DEATH CERTIFICATE

DRUSMAE HAWKINS

Date:  19 February 1951
Cert:  06970
Place of Death: County: Floyd    City or Town: Martin
Length of stay (in this place): 01
Name of Hospital or Institution: Beaver Valley Hosp.
Usual Residence of Deceased: State: Ky.     County: Floyd
City or Town:  Langely, Ky.      Street Address: (blank)
Full Name:  Drusmae HAWKINS 
Date of Death:  19 February 1951
Sex, Color or Race, Marital Status: Female, White, Married
Date of Birth:  (blank)
Age: 40 years
Usual Occupation:  (blank)
Kind of Industry or business: Housewife
Birthplace:  Knott Co.
Father's Name:  John L. SLONE
Mother's Maiden Name:  Susie Ann THOMAS
Was deceased ever in armed forces: (blank)

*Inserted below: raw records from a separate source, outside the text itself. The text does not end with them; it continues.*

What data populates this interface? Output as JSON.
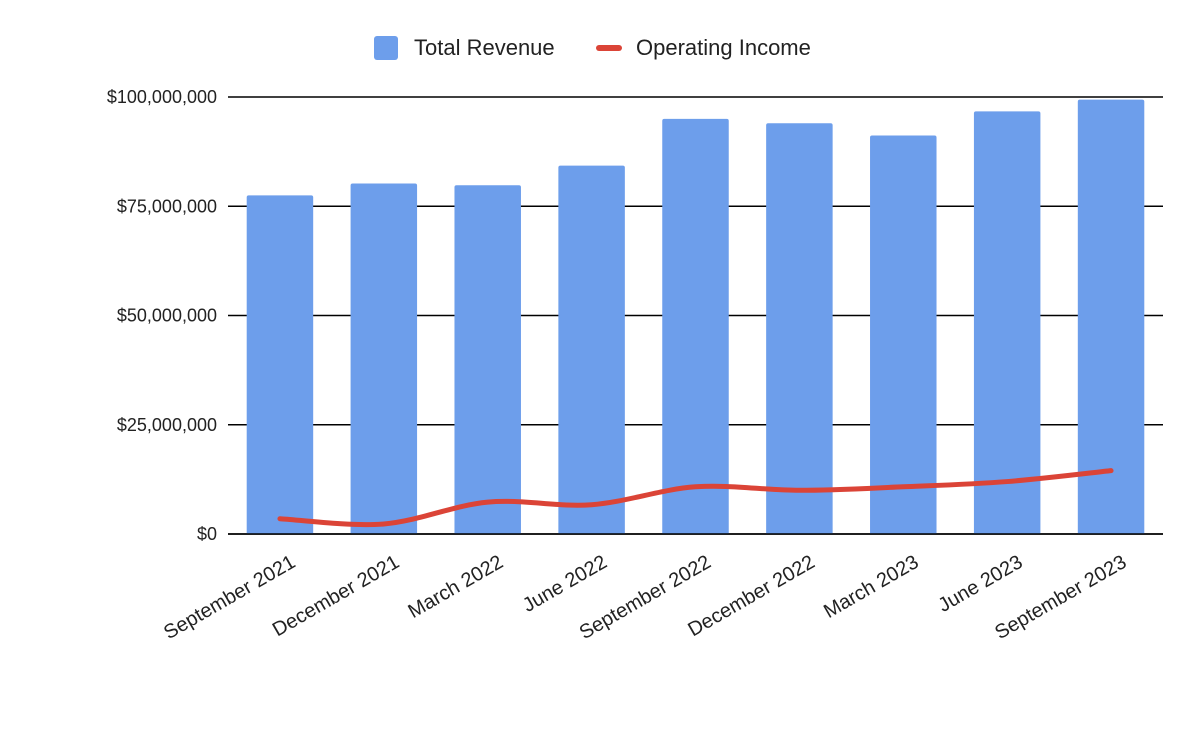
{
  "chart_data": {
    "type": "bar",
    "title": "",
    "xlabel": "",
    "ylabel": "",
    "categories": [
      "September 2021",
      "December 2021",
      "March 2022",
      "June 2022",
      "September 2022",
      "December 2022",
      "March 2023",
      "June 2023",
      "September 2023"
    ],
    "series": [
      {
        "name": "Total Revenue",
        "type": "bar",
        "color": "#6d9eeb",
        "values": [
          77500000,
          80200000,
          79800000,
          84300000,
          95000000,
          94000000,
          91200000,
          96700000,
          99400000
        ]
      },
      {
        "name": "Operating Income",
        "type": "line",
        "color": "#db4437",
        "values": [
          3500000,
          2300000,
          7300000,
          6700000,
          10800000,
          10000000,
          10800000,
          12000000,
          14500000
        ]
      }
    ],
    "ylim": [
      0,
      100000000
    ],
    "yticks": [
      0,
      25000000,
      50000000,
      75000000,
      100000000
    ],
    "ytick_labels": [
      "$0",
      "$25,000,000",
      "$50,000,000",
      "$75,000,000",
      "$100,000,000"
    ],
    "grid": true,
    "legend_position": "top"
  }
}
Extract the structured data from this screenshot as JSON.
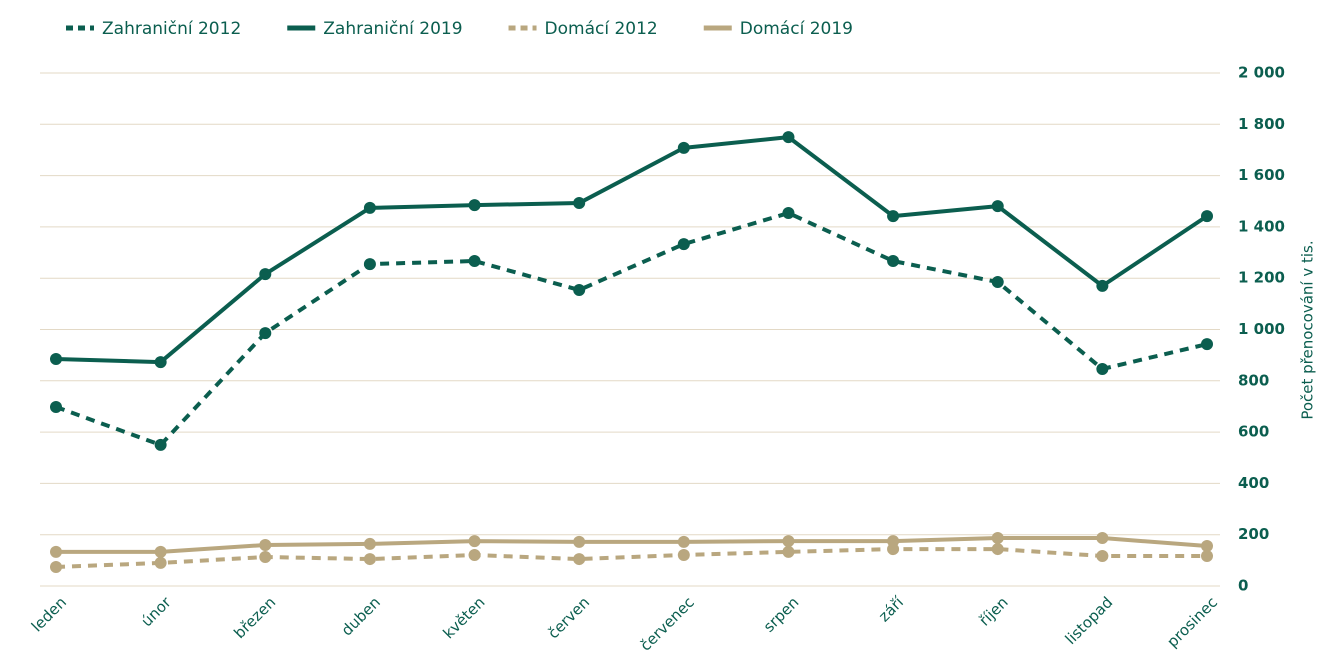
{
  "chart_data": {
    "type": "line",
    "y_label": "Počet přenocování v tis.",
    "categories": [
      "leden",
      "únor",
      "březen",
      "duben",
      "květen",
      "červen",
      "červenec",
      "srpen",
      "září",
      "říjen",
      "listopad",
      "prosinec"
    ],
    "series": [
      {
        "name": "Zahraniční 2012",
        "color": "#0b5e4f",
        "dashed": true,
        "values": [
          698,
          550,
          986,
          1255,
          1267,
          1154,
          1333,
          1454,
          1267,
          1185,
          846,
          943
        ]
      },
      {
        "name": "Zahraniční 2019",
        "color": "#0b5e4f",
        "dashed": false,
        "values": [
          885,
          873,
          1216,
          1474,
          1485,
          1493,
          1708,
          1750,
          1442,
          1481,
          1170,
          1442
        ]
      },
      {
        "name": "Domácí 2012",
        "color": "#b9a77f",
        "dashed": true,
        "values": [
          74,
          90,
          113,
          105,
          121,
          105,
          121,
          133,
          144,
          144,
          117,
          117
        ]
      },
      {
        "name": "Domácí 2019",
        "color": "#b9a77f",
        "dashed": false,
        "values": [
          133,
          133,
          160,
          164,
          175,
          172,
          172,
          175,
          175,
          187,
          187,
          156
        ]
      }
    ],
    "ylim": [
      0,
      2000
    ],
    "yticks": [
      0,
      200,
      400,
      600,
      800,
      {
        "value": 1000,
        "label": "1 000"
      },
      {
        "value": 1200,
        "label": "1 200"
      },
      {
        "value": 1400,
        "label": "1 400"
      },
      {
        "value": 1600,
        "label": "1 600"
      },
      {
        "value": 1800,
        "label": "1 800"
      },
      {
        "value": 2000,
        "label": "2 000"
      }
    ],
    "grid": true,
    "legend": "top"
  }
}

Social Security No.: (blank)
Informant:  Bob HAWKINS
Disease or condition directly leading to death: Hemorrhagic Nephritis
Interval between onset and death:  (blank)
Due to:  (blank)
Other significant conditions: (blank)
Date of Operation: (blank)
Major findings of operation: (blank)
Autopsy: (blank)
Accident, suicide, or homicide: (blank)
Place of injury: (blank)
City or Town, County, State: (blank)
Time of Injury: (blank)
Injury occurred at work: (blank)
How did injury occur: (blank)
I hereby certify that I attended deceased from 16 February 1947 to 19 February 1951, that I last saw the deceased alive on 19 February 1951, and that death occurred at 12:25 a.m., from the causes and on the date stated above.
Date signed:  (blank)
Address:  Martin, Ky.
Signature:  C. L. Allen, M.D.
Burial, Cremation or Removal:  Burial
Date:  21 February 1951
Name of Cemetery or Crematory:  Cornett Hill
Location:  Pine Top, Perry Co., Ky.
Date received by local registrar:  16 March 1951
Registrar's Signature:  Lucy Ransdell
Funeral director & address:  J. C. Hall, Martin, Ky.